From the Borisoglebsk border station you drive for some 20 minutes along the road in what Russia defines as a special outer border zone, where you are only allowed to drive in transit.  The zone is outside of the still-existing barbered wired fence stretching all along Russia’s border to Norway and Finland, from the Barents Sea in the north to the Finnish bay in the south. 

Read also: “Tear this barbed wire fence down”


Another checkpoint where the guard want to see your passport. Photo: Thomas Nilsen

You then have to slow down and stop for your third passport control at the checkpoint located where the inner border zone area gate is located.

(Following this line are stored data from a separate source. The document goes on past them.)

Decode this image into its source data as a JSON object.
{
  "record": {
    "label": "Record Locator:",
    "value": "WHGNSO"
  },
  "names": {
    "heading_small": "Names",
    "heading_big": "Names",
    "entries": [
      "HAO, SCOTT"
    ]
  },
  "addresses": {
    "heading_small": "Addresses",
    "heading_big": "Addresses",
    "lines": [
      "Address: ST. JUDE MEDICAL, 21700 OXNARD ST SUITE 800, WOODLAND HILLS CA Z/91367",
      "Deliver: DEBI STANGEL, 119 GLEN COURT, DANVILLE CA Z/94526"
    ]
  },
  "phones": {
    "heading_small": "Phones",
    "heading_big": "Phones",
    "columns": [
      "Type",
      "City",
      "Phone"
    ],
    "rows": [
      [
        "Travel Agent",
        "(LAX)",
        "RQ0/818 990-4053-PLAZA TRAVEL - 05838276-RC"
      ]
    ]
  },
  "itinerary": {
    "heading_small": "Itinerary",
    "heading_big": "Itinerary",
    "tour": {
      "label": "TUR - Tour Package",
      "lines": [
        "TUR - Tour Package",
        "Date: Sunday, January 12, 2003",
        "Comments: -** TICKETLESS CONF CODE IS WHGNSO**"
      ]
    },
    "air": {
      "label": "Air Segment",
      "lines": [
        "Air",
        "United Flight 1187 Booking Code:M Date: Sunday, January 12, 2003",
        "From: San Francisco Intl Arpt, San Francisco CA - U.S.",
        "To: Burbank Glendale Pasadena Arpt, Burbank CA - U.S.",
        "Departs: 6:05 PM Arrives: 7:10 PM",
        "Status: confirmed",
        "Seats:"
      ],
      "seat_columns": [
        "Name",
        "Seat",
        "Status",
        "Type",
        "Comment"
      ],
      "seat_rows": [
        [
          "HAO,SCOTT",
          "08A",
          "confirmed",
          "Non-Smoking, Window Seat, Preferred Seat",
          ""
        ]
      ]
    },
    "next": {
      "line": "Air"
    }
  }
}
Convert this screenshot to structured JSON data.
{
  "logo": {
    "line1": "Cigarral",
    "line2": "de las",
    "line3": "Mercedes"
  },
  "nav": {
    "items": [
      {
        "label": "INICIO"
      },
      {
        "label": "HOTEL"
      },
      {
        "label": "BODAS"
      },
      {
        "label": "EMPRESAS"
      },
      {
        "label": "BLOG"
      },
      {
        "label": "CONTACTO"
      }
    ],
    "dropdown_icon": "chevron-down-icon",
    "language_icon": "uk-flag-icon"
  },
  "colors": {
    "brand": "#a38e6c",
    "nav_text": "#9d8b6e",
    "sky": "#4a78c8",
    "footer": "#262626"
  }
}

A friendly, but still very formal border guard official approach your car and thoroughly cross-check your passport once again, including the passport of all your passengers.  Then he opens the gate and let you through. Then you are inside the barbered wire fence. Welcome to Russia? Well, not yet…

A few kilometers ahead there is suddenly another gate, set up after January 1st this year. For no obvious reason you once again have to slow down and stop. The polite border guard at duty asks for your documents. And your passengers’ documents, meaning once again that you have to hand out your passports. By the book, the border guard look at you and confirm the photo in your passport corresponds to your whatever looking face in the dark polar night, and cross-check that your visa and immigration formula has corresponding stamps.

The border guard will then opens the gate and a few kilometers later you are free to visit your neighboring friends in Nikel, or simply visit the local shops or cafés. 

Upon return; same procedures again, this time in opposite order. All in all, a return visit between Kirkenes and Nikel, you are stopped eight times requested to show your documents. Welcome to border-crossing exercise at Europe’s northernmost border between Norway and Russia. 

Read alsoBarents Review 2012: Barents roadmap towards visa-freedom 

If you want to drive further into Russia than the area to be covered by the coming visa-free border regime, you will see that the old checkpoint at Titovka is torn down. This document checkpoint was located on the main road halfway between the Norwegian border and the city of Murmansk.